Modern slavery and human trafficking can be found in every part of our world. While the number of modern slaves is the highest in Asia, millions of all nationalities, among them many Hungarians, are trafficked and fall victim to different forms of modern slavery on an everyday basis.
I could mention the child slaves working in mines and cocoa fields, the young girls and women enslaved by Boko Haram and ISIL; the Hungarian Roma and non-Roma women and girls trafficked to Western European countries to work in the sex industry; the Hungarian men found in the UK working 16 hours every day for 10 pounds in a bed making factory whose owner has been jailed just last month for 2 years and three months; the domestic servants next door, working under terrible conditions and often subjected to abuse; the forced beggars in Paris and in many countries; and the list could be continued.
Ladies and Gentlemen,
As many of you know, the Agenda 2030 for Sustainable Development – in its Target 8.7 – calls for the eradication of forced labor and ending modern slavery and human trafficking by 2030.
The size and complexity of the problem requires partnerships among all key players and stakeholders. Strengthened coordination among the relevant UN agencies, increased cooperation and effective partnerships with the private sector, civil society and religious actors will all be necessary.
Raising global awareness of this problem is crucial. Art – just like media – educates us.
Novels, poems, paintings, theatre plays, music, dance or movies can all educate not only the individual, but even whole societies.
Art is able to engage and mobilize people, in particular the youth, to fight for certain good causes.
Art can also have a preventive function. The informed individual being aware of specific dangers will more likely make the right decision, say “no” when needed, and thus stay safe.
In addition, we shall not forget that art can also be utilized to help heal trauma. Some of the most common forms of art therapy include drawing, painting, photography and poetry. Art therapy can help trafficking survivors by providing them with a way to express their feelings and stories in a non-invasive way. Once they feel more stable, they can begin to rebuild their lives.
As the great German playwright Bertolt Brecht once said “Art is not a mirror held up to reality, but a hammer with which to shape it.”
I would like to applaud Director Jeffrey Brown and his colleagues, in particular the brilliant actresses and actors of the movie, for being ready to grab that heavy hammer. I am sure that the movie they made will be successful in “shaping reality” through spreading global awareness and raising substantial funds for organizations, which rescue, rehabilitate and empower survivors.
Ladies and Gentlemen,
Our great Hungarian composer Béla Bartók said in the 2oth century:
“My guiding philosophy has always been the idea of different nations uniting into brotherhood, in spite of all the wars and hostility. I have tried to serve the aims of this idea, as best as I can in my music! So for that reason I do not shrink away from any influences.”

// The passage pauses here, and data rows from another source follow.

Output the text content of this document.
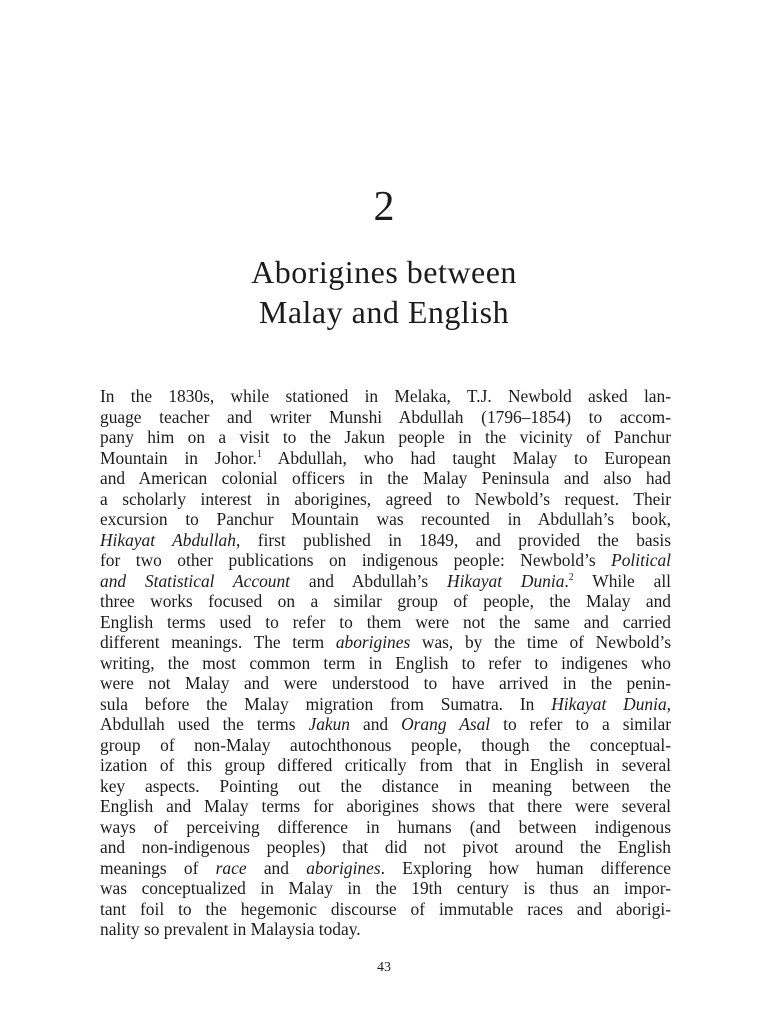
2
Aborigines between
Malay and English
In the 1830s, while stationed in Melaka, T.J. Newbold asked lan-
guage teacher and writer Munshi Abdullah (1796–1854) to accom-
pany him on a visit to the Jakun people in the vicinity of Panchur
Mountain in Johor.$^1$ Abdullah, who had taught Malay to European
and American colonial officers in the Malay Peninsula and also had
a scholarly interest in aborigines, agreed to Newbold’s request. Their
excursion to Panchur Mountain was recounted in Abdullah’s book,
Hikayat Abdullah, first published in 1849, and provided the basis
for two other publications on indigenous people: Newbold’s Political
and Statistical Account and Abdullah’s Hikayat Dunia.$^2$ While all
three works focused on a similar group of people, the Malay and
English terms used to refer to them were not the same and carried
different meanings. The term aborigines was, by the time of Newbold’s
writing, the most common term in English to refer to indigenes who
were not Malay and were understood to have arrived in the penin-
sula before the Malay migration from Sumatra. In Hikayat Dunia,
Abdullah used the terms Jakun and Orang Asal to refer to a similar
group of non-Malay autochthonous people, though the conceptual-
ization of this group differed critically from that in English in several
key aspects. Pointing out the distance in meaning between the
English and Malay terms for aborigines shows that there were several
ways of perceiving difference in humans (and between indigenous
and non-indigenous peoples) that did not pivot around the English
meanings of race and aborigines. Exploring how human difference
was conceptualized in Malay in the 19th century is thus an impor-
tant foil to the hegemonic discourse of immutable races and aborigi-
nality so prevalent in Malaysia today.
43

This way of thinking is very relevant to the UN, to all the member states. We have to play our part. I am ready for it.
I see our world as a global cultural space, a multi-layered treasure, a magic box full of undiscovered jewels. The process of inspiration followed by the creativity of people working together is, to me, the most beautiful aspect of this varied cultural space.
I will end my speech with the last sentence of the movie:
“Together let’s shine a light to end human trafficking”.